On a cool February Sunday, homey and satisfying beef stew is the perfect slow-simmering, make-the-house-smell-divine kind of meal to enjoy with your family.
- 2 tbsp. olive oil
- 3/4 cup Flour
- 1 teaspoon Garlic powder
- 1 teaspoon Paprika
- 2 pounds lean stew beef
- 1 cup Red Wine (I like an inexpensive Bordeaux)
- 2 tsp. Worcestershire sauce
- salt and pepper to taste
- 1 onion, quartered
- 2 cloves garlic, minced
- 2 cups beef broth
- 2 bay leaves
- 6 carrots, cut in pieces
- 6 medium yellow potatoes, cut in chunks
- 1 container of sliced mushrooms
- 1 cup frozen peas
- Combine flour, paprika and garlic powder in a ziploc bag; add beef and toss to coat.

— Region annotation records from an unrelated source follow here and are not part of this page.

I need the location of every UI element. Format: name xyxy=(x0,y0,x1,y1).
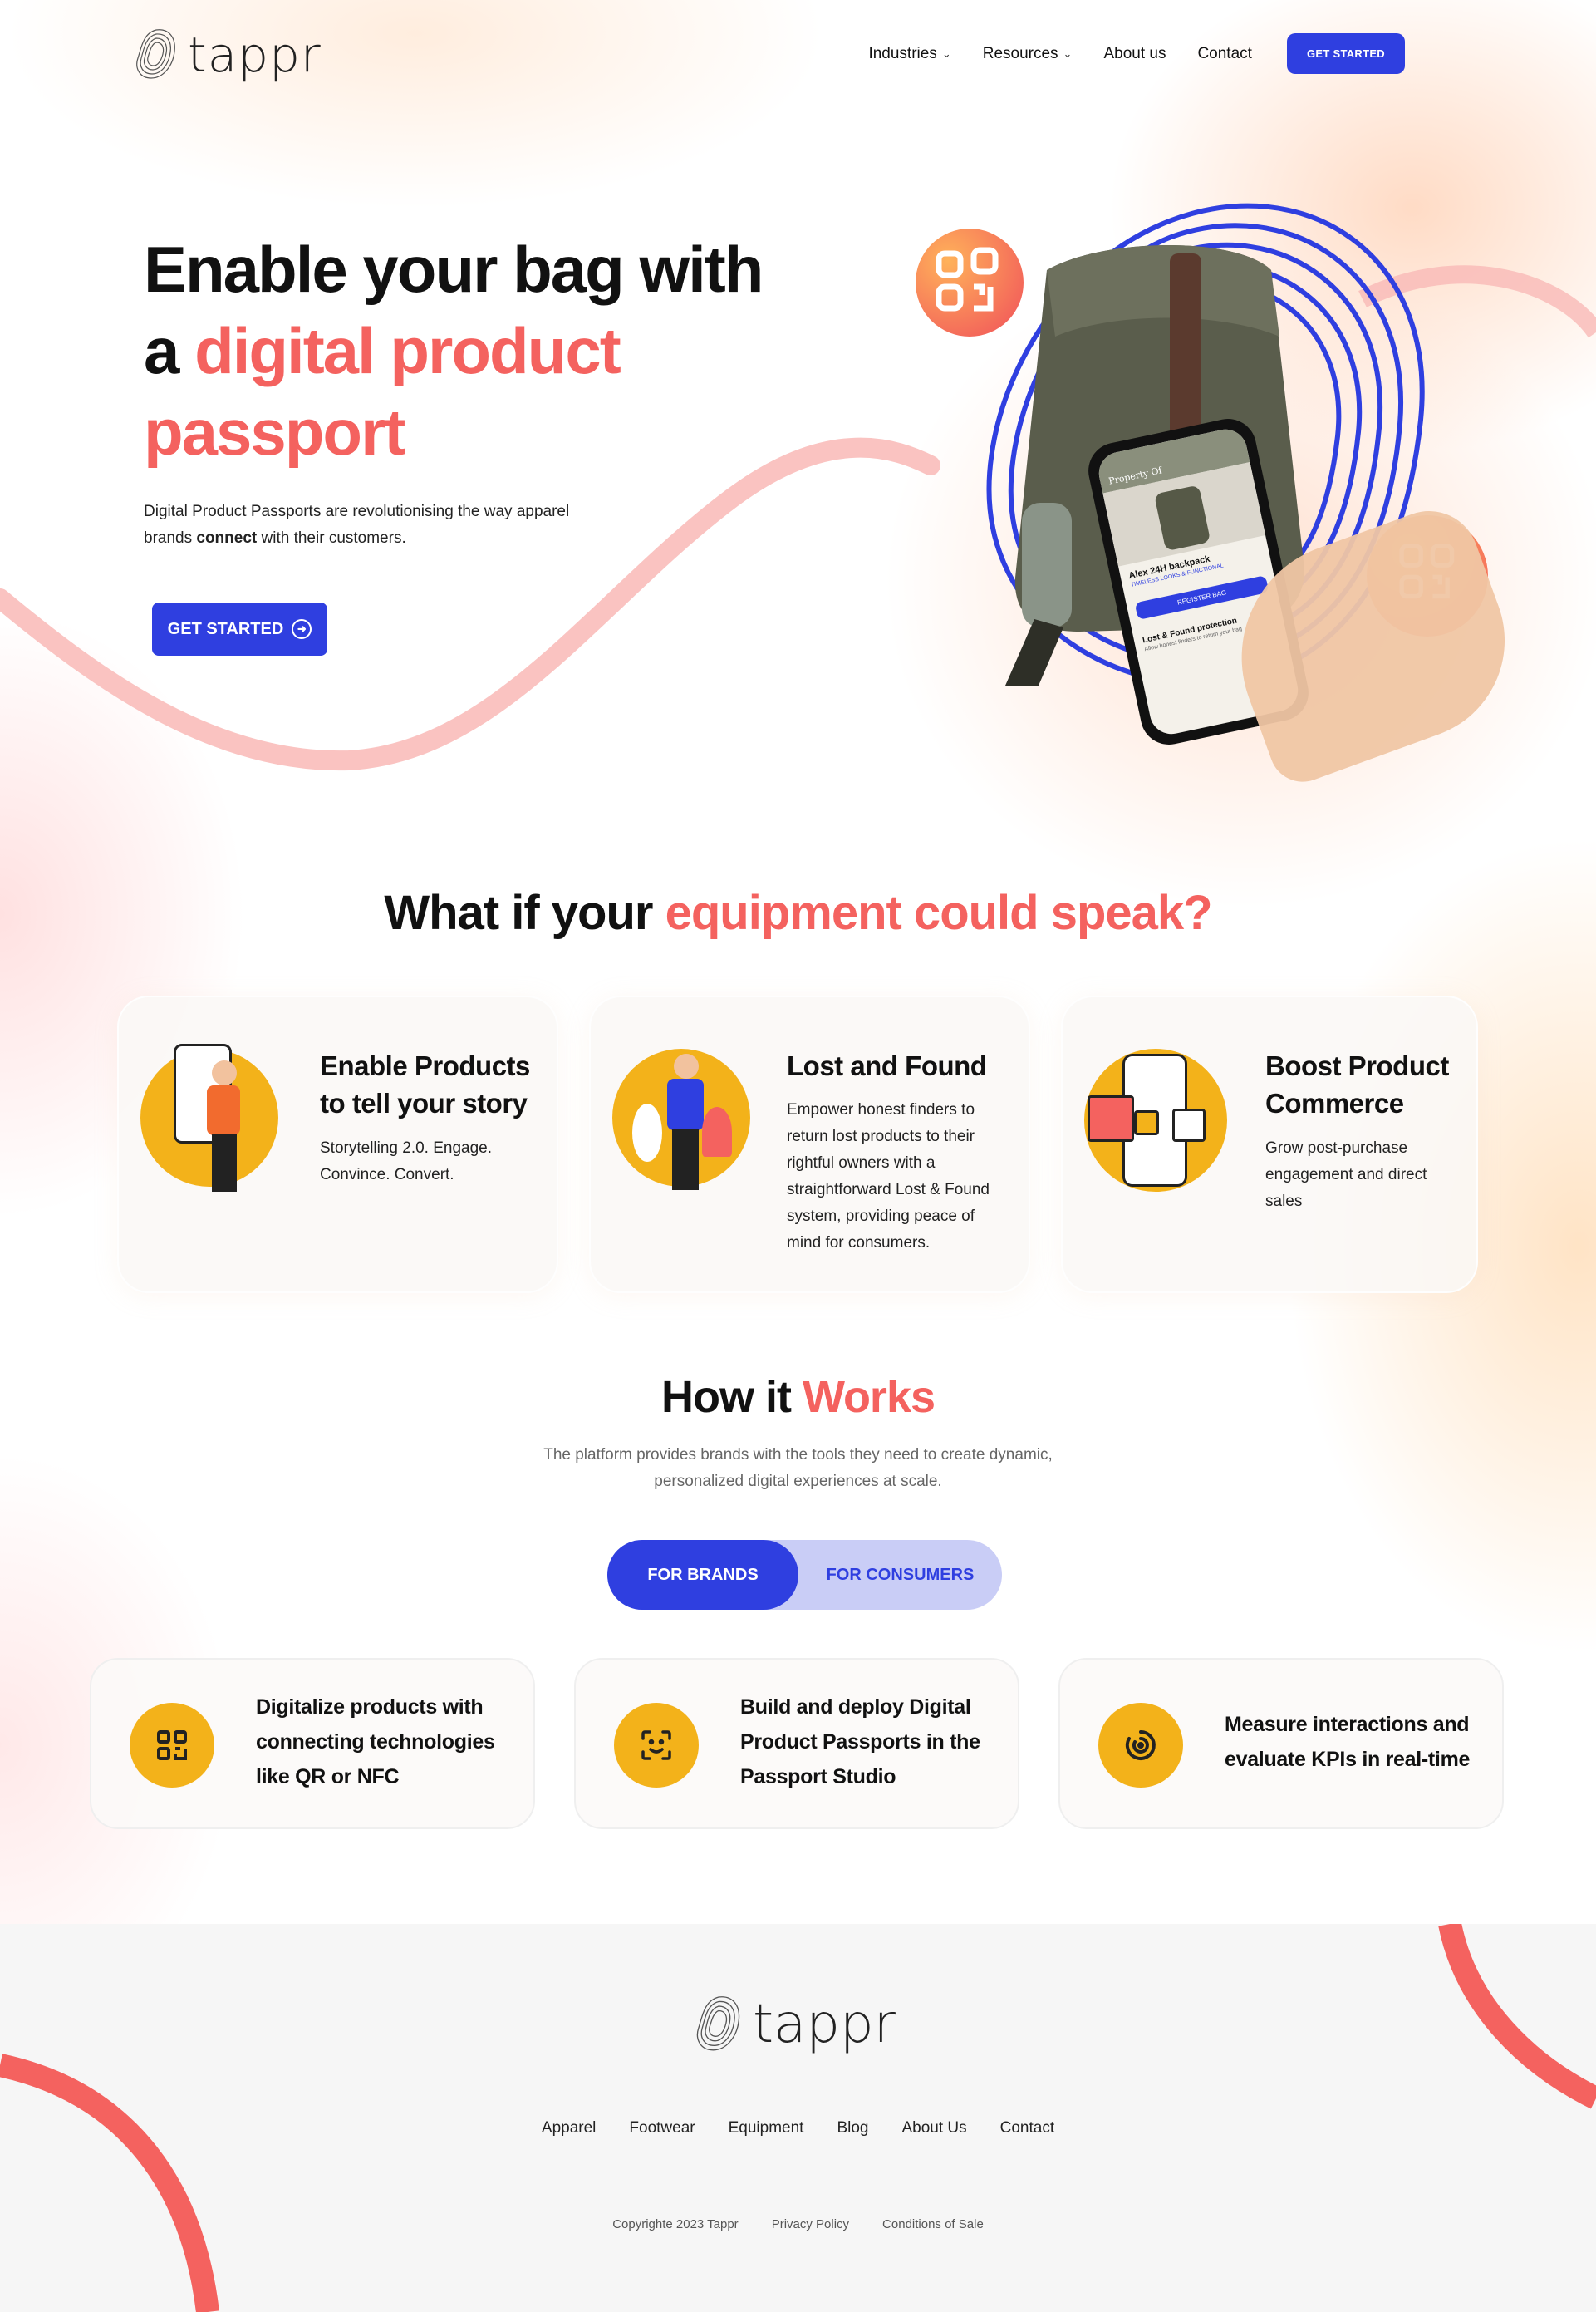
site-header: tappr Industries ⌄ Resources ⌄ About us … xyxy=(0,0,1596,111)
how-subtitle-line1: The platform provides brands with the to… xyxy=(543,1446,1053,1463)
hero-title-highlight-2: passport xyxy=(144,396,405,469)
card-text: Storytelling 2.0. Engage. Convince. Conv… xyxy=(320,1139,493,1183)
logo-wordmark: tappr xyxy=(753,1994,896,2055)
hero-desc-bold: connect xyxy=(196,529,258,547)
get-started-nav-button[interactable]: GET STARTED xyxy=(1286,33,1405,74)
face-scan-icon xyxy=(614,1703,699,1788)
arrow-right-circle-icon: ➜ xyxy=(292,619,312,639)
logo-wordmark: tappr xyxy=(188,27,322,83)
target-icon xyxy=(1098,1703,1183,1788)
card-text: Grow post-purchase engagement and direct… xyxy=(1265,1139,1427,1210)
tappr-logo-icon xyxy=(696,1996,740,2051)
hero-description: Digital Product Passports are revolution… xyxy=(144,499,609,552)
hero-product-image: Property Of Alex 24H backpack TIMELESS L… xyxy=(906,187,1533,819)
get-started-hero-button[interactable]: GET STARTED ➜ xyxy=(152,603,327,656)
audience-toggle: FOR BRANDS FOR CONSUMERS xyxy=(607,1540,1002,1610)
footer-logo[interactable]: tappr xyxy=(691,1993,896,2056)
card-title: Lost and Found xyxy=(787,1050,987,1081)
footer-link-blog[interactable]: Blog xyxy=(837,2119,868,2137)
speak-title-highlight: equipment could speak? xyxy=(665,886,1213,940)
footer-link-footwear[interactable]: Footwear xyxy=(629,2119,695,2137)
feature-title: Measure interactions and evaluate KPIs i… xyxy=(1225,1713,1471,1771)
how-feature-build: Build and deploy Digital Product Passpor… xyxy=(574,1658,1019,1829)
logo[interactable]: tappr xyxy=(131,27,322,83)
footer-decorative-arcs xyxy=(0,1924,1596,2312)
nav-resources[interactable]: Resources ⌄ xyxy=(983,45,1073,63)
conditions-of-sale-link[interactable]: Conditions of Sale xyxy=(882,2217,984,2231)
hero-title-highlight-1: digital product xyxy=(194,314,621,387)
card-text: Empower honest finders to return lost pr… xyxy=(787,1101,990,1252)
speak-title-plain: What if your xyxy=(384,886,665,940)
chevron-down-icon: ⌄ xyxy=(1063,47,1073,60)
nav-about-us[interactable]: About us xyxy=(1103,45,1166,63)
nav-industries-label: Industries xyxy=(868,44,937,62)
person-found-illustration xyxy=(612,1049,750,1190)
nav-contact[interactable]: Contact xyxy=(1197,45,1251,63)
how-subtitle: The platform provides brands with the to… xyxy=(0,1442,1596,1495)
hero-desc-end: with their customers. xyxy=(257,529,406,547)
card-title: Enable Products to tell your story xyxy=(320,1050,530,1119)
tab-for-consumers[interactable]: FOR CONSUMERS xyxy=(798,1540,1002,1610)
footer-link-equipment[interactable]: Equipment xyxy=(729,2119,804,2137)
feature-card-lost-found: Lost and Found Empower honest finders to… xyxy=(589,996,1030,1293)
tappr-logo-icon xyxy=(136,29,175,79)
card-title: Boost Product Commerce xyxy=(1265,1050,1449,1119)
how-title: How it Works xyxy=(0,1371,1596,1423)
how-title-plain: How it xyxy=(660,1372,803,1422)
shop-phone-illustration xyxy=(1084,1049,1227,1192)
feature-card-commerce: Boost Product Commerce Grow post-purchas… xyxy=(1061,996,1478,1293)
footer-bottom: Copyrighte 2023 Tappr Privacy Policy Con… xyxy=(0,2217,1596,2231)
copyright-text: Copyrighte 2023 Tappr xyxy=(612,2217,739,2231)
feature-card-story: Enable Products to tell your story Story… xyxy=(117,996,558,1293)
get-started-hero-label: GET STARTED xyxy=(167,619,284,638)
site-footer xyxy=(0,1924,1596,2312)
nav-industries[interactable]: Industries ⌄ xyxy=(868,45,950,63)
qr-code-icon xyxy=(130,1703,214,1788)
footer-links: Apparel Footwear Equipment Blog About Us… xyxy=(0,2119,1596,2137)
chevron-down-icon: ⌄ xyxy=(941,47,951,60)
hero-title-line1: Enable your bag with xyxy=(144,233,764,306)
footer-link-apparel[interactable]: Apparel xyxy=(542,2119,597,2137)
how-feature-digitalize: Digitalize products with connecting tech… xyxy=(90,1658,535,1829)
main-nav: Industries ⌄ Resources ⌄ About us Contac… xyxy=(868,33,1405,74)
footer-link-contact[interactable]: Contact xyxy=(1000,2119,1054,2137)
how-title-highlight: Works xyxy=(802,1372,936,1422)
privacy-policy-link[interactable]: Privacy Policy xyxy=(772,2217,849,2231)
how-subtitle-line2: personalized digital experiences at scal… xyxy=(654,1473,942,1490)
hero-title-a: a xyxy=(144,314,195,387)
how-feature-measure: Measure interactions and evaluate KPIs i… xyxy=(1058,1658,1504,1829)
footer-link-about-us[interactable]: About Us xyxy=(901,2119,966,2137)
tab-for-brands[interactable]: FOR BRANDS xyxy=(607,1540,798,1610)
speak-title: What if your equipment could speak? xyxy=(0,885,1596,941)
feature-title: Build and deploy Digital Product Passpor… xyxy=(740,1695,980,1788)
feature-title: Digitalize products with connecting tech… xyxy=(256,1695,495,1788)
nav-resources-label: Resources xyxy=(982,44,1058,62)
hero-title: Enable your bag with a digital product p… xyxy=(144,229,775,473)
person-register-illustration xyxy=(140,1044,278,1192)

Brown coated beef in hot oil in a large skillet; transfer to the Crockpot.
- Deglaze pan with wine and Worcestershire sauce, add to crockpot when deglazed.
- Add the remaining ingredients (except for the peas) to the crockpot and stir to combine.
- Cook on low for 6 to 8 hours, until vegetables are tender---taste half way through for salt and pepper.
- About 10 minutes before serving, add peas to the pot.
- Serve with fresh, crusty bread and a bottle of red wine.